There are limitations within the present study. In this study, the HU values were not correlated with BMD measured by DXA due to the lack of equipment in emergency units and standardized position in the acute setting. BMI was not taken into account, because height or weight was not recorded in all patients, and sarcopenia and nutritional status were not assessed, those factors might affect the results of this study. Despite the present study’s identified HU value cut-off, additional research is required to prove correlations between proximal humerus DXA values and HU values before the method can be truly diagnostic. Additionally, we were unable to show a difference in the rate of future fragility fractures between the PHF cohorts and control cohorts because of the retrospective study. Further investigations should be taken into account in future large prospective cohort studies to elucidate those questions.In conclusion, our study population showed an age-related decline in proximal humerus BMD, many more patients may fracture with age, highlighting the value of early screening and intervention.
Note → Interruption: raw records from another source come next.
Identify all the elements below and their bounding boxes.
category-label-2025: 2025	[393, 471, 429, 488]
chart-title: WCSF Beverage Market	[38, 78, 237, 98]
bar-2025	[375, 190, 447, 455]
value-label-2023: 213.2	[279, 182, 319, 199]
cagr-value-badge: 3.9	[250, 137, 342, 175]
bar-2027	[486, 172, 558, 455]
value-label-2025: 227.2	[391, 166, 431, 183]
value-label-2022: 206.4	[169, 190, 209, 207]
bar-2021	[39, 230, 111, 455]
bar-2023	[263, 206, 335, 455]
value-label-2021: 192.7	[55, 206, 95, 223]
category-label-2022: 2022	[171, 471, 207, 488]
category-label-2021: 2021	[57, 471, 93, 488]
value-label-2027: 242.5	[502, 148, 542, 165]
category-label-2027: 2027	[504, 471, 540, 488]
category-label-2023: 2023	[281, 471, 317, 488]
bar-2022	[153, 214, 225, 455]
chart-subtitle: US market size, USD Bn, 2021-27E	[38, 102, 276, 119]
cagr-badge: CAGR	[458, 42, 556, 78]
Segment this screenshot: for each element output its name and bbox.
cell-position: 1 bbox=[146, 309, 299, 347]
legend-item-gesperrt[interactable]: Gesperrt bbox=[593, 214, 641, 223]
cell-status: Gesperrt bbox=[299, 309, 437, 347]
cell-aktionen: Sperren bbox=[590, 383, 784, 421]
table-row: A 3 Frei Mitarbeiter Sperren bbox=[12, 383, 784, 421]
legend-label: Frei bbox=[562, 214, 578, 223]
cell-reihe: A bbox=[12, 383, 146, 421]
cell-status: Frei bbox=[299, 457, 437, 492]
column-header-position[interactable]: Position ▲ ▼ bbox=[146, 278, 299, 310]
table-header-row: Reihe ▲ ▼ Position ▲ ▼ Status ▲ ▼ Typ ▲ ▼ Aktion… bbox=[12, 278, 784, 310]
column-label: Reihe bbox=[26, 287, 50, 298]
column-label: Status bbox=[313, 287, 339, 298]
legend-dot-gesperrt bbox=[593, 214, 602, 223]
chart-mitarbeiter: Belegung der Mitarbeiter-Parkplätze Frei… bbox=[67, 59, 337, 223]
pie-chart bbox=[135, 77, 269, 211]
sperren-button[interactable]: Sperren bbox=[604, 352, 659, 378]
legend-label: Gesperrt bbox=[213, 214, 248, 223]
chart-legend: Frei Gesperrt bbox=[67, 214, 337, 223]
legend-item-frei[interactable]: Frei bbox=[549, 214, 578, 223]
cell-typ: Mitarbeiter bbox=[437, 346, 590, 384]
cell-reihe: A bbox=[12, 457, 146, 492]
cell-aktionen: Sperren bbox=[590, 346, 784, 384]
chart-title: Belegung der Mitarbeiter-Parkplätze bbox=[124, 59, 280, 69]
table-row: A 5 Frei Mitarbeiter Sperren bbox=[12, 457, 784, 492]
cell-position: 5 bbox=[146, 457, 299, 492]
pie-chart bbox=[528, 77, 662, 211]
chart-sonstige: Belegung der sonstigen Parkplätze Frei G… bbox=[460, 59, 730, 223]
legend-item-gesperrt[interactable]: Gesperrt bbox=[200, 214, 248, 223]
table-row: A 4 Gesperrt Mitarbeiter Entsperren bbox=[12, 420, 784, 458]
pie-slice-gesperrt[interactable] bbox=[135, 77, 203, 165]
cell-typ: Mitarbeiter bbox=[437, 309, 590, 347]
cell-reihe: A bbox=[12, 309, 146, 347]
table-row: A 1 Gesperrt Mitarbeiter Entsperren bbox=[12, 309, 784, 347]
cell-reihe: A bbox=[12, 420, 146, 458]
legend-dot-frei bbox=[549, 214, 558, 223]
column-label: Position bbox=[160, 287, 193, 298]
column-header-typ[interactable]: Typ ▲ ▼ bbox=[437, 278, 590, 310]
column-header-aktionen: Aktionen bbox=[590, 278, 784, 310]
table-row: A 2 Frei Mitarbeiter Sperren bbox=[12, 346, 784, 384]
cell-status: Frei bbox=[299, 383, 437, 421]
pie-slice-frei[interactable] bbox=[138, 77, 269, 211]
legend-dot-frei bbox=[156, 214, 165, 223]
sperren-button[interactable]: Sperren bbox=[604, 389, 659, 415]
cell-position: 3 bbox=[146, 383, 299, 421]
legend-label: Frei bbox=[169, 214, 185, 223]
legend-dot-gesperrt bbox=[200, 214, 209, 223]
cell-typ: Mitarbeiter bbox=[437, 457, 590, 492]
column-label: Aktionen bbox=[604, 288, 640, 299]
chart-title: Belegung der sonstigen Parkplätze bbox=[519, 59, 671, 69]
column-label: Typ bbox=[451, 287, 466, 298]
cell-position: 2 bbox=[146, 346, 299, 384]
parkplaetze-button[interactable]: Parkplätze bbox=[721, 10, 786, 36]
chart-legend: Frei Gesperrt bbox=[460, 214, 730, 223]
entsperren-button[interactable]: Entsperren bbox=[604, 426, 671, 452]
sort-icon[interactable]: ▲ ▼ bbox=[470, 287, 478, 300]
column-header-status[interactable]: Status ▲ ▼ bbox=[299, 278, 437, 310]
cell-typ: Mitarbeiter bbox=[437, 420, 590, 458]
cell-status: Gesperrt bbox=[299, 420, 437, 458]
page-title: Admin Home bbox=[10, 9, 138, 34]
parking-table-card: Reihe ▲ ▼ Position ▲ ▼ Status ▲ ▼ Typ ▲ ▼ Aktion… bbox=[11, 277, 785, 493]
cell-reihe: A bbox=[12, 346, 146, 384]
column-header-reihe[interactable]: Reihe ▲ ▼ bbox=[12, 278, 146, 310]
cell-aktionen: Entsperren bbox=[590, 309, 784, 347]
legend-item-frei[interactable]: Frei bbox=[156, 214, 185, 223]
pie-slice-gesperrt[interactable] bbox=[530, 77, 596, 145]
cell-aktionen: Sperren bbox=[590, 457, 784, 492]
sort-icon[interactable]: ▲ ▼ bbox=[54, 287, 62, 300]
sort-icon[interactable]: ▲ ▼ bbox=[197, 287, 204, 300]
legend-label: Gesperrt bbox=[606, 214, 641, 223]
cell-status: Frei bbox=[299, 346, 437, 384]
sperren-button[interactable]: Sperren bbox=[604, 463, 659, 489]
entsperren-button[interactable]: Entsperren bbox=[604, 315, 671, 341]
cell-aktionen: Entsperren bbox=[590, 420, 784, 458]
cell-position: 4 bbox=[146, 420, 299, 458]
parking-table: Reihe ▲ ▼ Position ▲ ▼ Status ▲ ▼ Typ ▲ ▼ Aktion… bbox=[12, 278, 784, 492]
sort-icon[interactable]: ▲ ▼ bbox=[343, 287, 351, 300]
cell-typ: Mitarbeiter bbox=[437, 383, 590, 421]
This novel method requires no additional testing or manipulation of the images and can potentially quickly and accurately detect patients at risk for a PHF based on the HU values derived from conventional CT scans. Unfortunately, local HU values based on HU values measured by CT could not predict the severity of PHFs in the elderly, and other factors, such as age, BMI and hormone, etc. seem to have a great impact on the occurrence of more complex fractures. Further studies with larger numbers of cases and a wider range of ages are required to confirm our data.